CNM16 v Minister for Immigration

Case

[2018] FCCA 254

15 March 2018


FEDERAL CIRCUIT COURT OF AUSTRALIA

CNM16 & ORS v MINISTER FOR IMMIGRATION & ANOR [2018] FCCA 254
Catchwords:
MIGRATION – Review of Administrative Appeals Tribunal decision – refusal of protection visa – applicants claiming a fear of harm in Tonga – principal applicant not believed – other applicants citizens of the USA – whether the Tribunal erred in relation to a non-disclosure certificate considered – no jurisdictional error.

Legislation:

Migration Act 1958 (Cth), ss.36, 424A, 438

Cases cited:

BEG15 v Minister for Immigration [2017] FCAFC 198

BZV15 v Minister for Immigration & Anor [2017] FCCA 981

First Applicant: CNM16
Second Applicant: CNV16
Third Applicant: CNW16
Fourth Applicant: CNX16
Fifth Applicant: CNY16
Sixth Applicant: CNZ16
First Respondent: MINISTER FOR IMMIGRATION & BORDER PROTECTION
Second Respondent: ADMINISTRATIVE APPEALS TRIBUNAL
File Number: SYG 2428 of 2016
Judgment of: Judge Driver
Hearing date: 5 February 2018
Delivered at: Sydney
Delivered on: 15 March 2018

REPRESENTATION

The Applicants appeared in person
Counsel for the Respondents: Mr T Reilly
Solicitors for the Respondents: HWL Ebsworth Lawyers

ORDERS

  1. The application filed on 8 September 2016 is dismissed.

FEDERAL CIRCUIT COURT
OF AUSTRALIA
AT SYDNEY

SYG 2428 of 2016

CNM16

First Applicant

CNV16

Second Applicant

CNW16

Third Applicant

CNX16

Fourth Applicant

CNY16

Fifth Applicant

CNZ16

Sixth Applicant

And

MINISTER FOR IMMIGRATION & BORDER PROTECTION

First Respondent

ADMINISTRATIVE APPEALS TRIBUNAL

Second Respondent

REASONS FOR JUDGMENT

Introduction and background

  1. The applicants seek judicial review of a decision of the Administrative Appeals Tribunal (Tribunal) made on 15 August 2016.  The Tribunal affirmed a decision of a delegate of the Minister (delegate) not to grant the applicants protection visas.  The relevant protection claims were principally made by the first applicant (applicant), although the other applicants did make some claims, both in relation to Tonga and in relation to the impact of separation from the applicant.

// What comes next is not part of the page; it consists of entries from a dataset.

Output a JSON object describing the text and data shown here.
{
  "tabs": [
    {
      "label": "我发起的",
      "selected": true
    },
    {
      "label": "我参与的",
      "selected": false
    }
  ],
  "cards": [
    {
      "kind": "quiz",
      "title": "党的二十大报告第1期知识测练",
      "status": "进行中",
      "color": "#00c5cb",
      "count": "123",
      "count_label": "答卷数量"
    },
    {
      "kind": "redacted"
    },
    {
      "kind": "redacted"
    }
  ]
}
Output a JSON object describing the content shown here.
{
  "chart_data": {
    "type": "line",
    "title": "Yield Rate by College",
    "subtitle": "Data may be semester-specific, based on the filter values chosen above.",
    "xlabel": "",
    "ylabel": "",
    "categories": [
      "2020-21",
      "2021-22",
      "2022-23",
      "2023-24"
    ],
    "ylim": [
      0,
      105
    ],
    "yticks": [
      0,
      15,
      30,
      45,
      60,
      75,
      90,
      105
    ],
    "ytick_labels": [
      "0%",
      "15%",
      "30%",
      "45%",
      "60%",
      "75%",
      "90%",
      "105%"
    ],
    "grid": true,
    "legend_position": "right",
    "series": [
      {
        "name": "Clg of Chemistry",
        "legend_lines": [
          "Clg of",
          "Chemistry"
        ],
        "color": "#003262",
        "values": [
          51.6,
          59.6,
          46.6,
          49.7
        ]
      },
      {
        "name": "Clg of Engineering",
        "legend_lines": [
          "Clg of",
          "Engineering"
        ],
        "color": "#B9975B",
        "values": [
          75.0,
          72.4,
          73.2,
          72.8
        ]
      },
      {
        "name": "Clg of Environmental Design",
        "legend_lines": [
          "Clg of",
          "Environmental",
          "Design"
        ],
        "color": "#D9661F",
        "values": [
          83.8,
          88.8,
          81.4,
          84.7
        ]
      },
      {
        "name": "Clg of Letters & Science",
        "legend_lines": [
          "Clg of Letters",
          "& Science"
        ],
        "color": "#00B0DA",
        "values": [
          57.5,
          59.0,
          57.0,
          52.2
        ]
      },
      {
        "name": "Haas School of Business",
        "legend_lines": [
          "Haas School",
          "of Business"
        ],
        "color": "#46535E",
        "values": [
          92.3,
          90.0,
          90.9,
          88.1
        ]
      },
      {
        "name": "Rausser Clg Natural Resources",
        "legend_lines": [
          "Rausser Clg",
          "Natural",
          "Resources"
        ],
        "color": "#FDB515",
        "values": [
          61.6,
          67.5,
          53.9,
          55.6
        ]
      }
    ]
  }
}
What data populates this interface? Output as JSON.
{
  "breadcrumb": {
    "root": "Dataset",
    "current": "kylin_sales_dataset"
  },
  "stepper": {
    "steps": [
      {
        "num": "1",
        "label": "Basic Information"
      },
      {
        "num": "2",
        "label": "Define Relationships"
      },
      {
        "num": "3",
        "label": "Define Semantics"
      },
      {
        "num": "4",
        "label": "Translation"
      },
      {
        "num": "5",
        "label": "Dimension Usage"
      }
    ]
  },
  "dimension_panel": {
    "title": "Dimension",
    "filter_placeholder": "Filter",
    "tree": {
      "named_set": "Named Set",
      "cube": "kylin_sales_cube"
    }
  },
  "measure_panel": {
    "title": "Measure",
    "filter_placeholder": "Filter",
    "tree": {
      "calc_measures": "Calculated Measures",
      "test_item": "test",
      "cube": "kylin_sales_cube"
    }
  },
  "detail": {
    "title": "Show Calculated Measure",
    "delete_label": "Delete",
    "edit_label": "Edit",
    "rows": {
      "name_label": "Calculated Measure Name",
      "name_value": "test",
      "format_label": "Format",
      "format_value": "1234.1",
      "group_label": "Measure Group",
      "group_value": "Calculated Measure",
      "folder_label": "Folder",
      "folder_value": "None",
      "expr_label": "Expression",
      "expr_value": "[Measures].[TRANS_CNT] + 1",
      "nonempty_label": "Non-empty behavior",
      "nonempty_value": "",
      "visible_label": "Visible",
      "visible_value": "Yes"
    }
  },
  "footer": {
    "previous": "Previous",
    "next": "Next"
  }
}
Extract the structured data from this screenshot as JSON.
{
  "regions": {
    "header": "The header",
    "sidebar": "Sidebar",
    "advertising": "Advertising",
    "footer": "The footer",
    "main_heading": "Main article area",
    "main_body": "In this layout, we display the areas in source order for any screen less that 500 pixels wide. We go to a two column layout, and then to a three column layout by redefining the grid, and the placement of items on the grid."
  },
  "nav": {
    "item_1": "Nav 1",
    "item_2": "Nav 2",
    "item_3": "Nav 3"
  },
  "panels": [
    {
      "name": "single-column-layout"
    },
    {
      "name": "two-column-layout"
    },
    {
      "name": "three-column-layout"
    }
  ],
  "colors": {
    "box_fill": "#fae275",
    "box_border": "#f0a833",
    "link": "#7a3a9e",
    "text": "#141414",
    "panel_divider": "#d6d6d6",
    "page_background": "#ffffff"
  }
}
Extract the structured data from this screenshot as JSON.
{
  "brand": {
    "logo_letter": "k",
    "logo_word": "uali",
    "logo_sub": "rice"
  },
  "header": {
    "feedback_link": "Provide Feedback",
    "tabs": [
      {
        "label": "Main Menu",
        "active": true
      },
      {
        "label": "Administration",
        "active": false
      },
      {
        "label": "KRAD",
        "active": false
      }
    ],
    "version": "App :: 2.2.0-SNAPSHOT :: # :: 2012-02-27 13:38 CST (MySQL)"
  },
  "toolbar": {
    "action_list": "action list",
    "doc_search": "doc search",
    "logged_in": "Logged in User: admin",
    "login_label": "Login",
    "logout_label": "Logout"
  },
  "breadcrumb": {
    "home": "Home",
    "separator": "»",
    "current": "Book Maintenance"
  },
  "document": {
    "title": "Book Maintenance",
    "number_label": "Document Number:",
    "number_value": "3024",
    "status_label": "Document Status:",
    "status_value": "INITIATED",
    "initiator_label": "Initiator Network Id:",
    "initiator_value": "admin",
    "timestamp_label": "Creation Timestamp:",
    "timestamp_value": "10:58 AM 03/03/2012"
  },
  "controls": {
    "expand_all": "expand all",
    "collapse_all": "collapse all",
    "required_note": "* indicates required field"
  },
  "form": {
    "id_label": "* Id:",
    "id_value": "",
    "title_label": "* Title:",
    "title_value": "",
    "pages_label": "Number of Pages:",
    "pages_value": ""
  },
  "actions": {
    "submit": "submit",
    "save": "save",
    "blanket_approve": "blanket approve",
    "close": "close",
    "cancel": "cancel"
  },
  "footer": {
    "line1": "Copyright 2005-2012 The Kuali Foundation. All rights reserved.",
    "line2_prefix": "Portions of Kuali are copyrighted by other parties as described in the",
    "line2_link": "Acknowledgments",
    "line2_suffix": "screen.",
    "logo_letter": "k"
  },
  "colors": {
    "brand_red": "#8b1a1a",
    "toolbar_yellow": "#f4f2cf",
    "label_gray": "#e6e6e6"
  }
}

  2. The following statement of background facts is derived from the submissions of the Minister filed on 25 January 2018.

  3. The applicant, a citizen of Tonga, arrived in Australia on 10 September 2013 as the holder of a visitor visa. 

  4. The applicant applied for a protection visa on 28 May 2014.[1]  The applicant claimed to fear harm on return to Tonga because he had an affair with a woman and due to his involvement in politics.[2]  The second, third, fourth, fifth and sixth applicants are the wife and children of the applicant, and they are citizens of the United States of America.[3]  These applicants were included in the applicant's protection visa application as members of his family unit.  They did not in that application make their own claims for protection, although the Tribunal did consider the impact upon them of returning to the USA or Tonga. 

    [1] Court Book (CB) 1 to 34

    [2] CB 209 at [2]

    [3] CB 55 and 100 to 102

  5. On 22 January 2015, the delegate refused the visa application on the basis of ss.36(3) to (5) of the Migration Act 1958 (Cth) (Migration Act), finding that the applicant had a right to enter and reside in the United States as he had a permanent residence visa valid to 24 October 2016.[4]  While the delegate accepted the applicant had an extra-marital affair in Hawaii, the delegate did not accept the credibility of the applicant's claims concerning the difficulties he experienced because of the affair, or that the applicant had any significant involvement in politics in Tonga.

    [4] CB 116 to 129

  6. On 13 February 2015, the applicants applied to the Tribunal for review.  They attached a copy of the delegate's decision to their review application.[5]

    [5] CB 134 to 164

  7. On 27 July 2016 the applicants appeared before the Tribunal.[6]  Only the applicant gave oral evidence at the hearing.[7]

    [6] CB 187

    [7] CB 209 at [5]

  8. On 15 August 2016, the Tribunal affirmed the delegate's decision.  The Tribunal found that the applicant was not a credible witness and it rejected the entirety of the applicant's claims as to why he feared returning to Tonga.[8]  Based on its adverse credibility findings, the Tribunal did not accept that the applicant faced a real chance of persecution involving serious harm if he returned to Tonga.[9]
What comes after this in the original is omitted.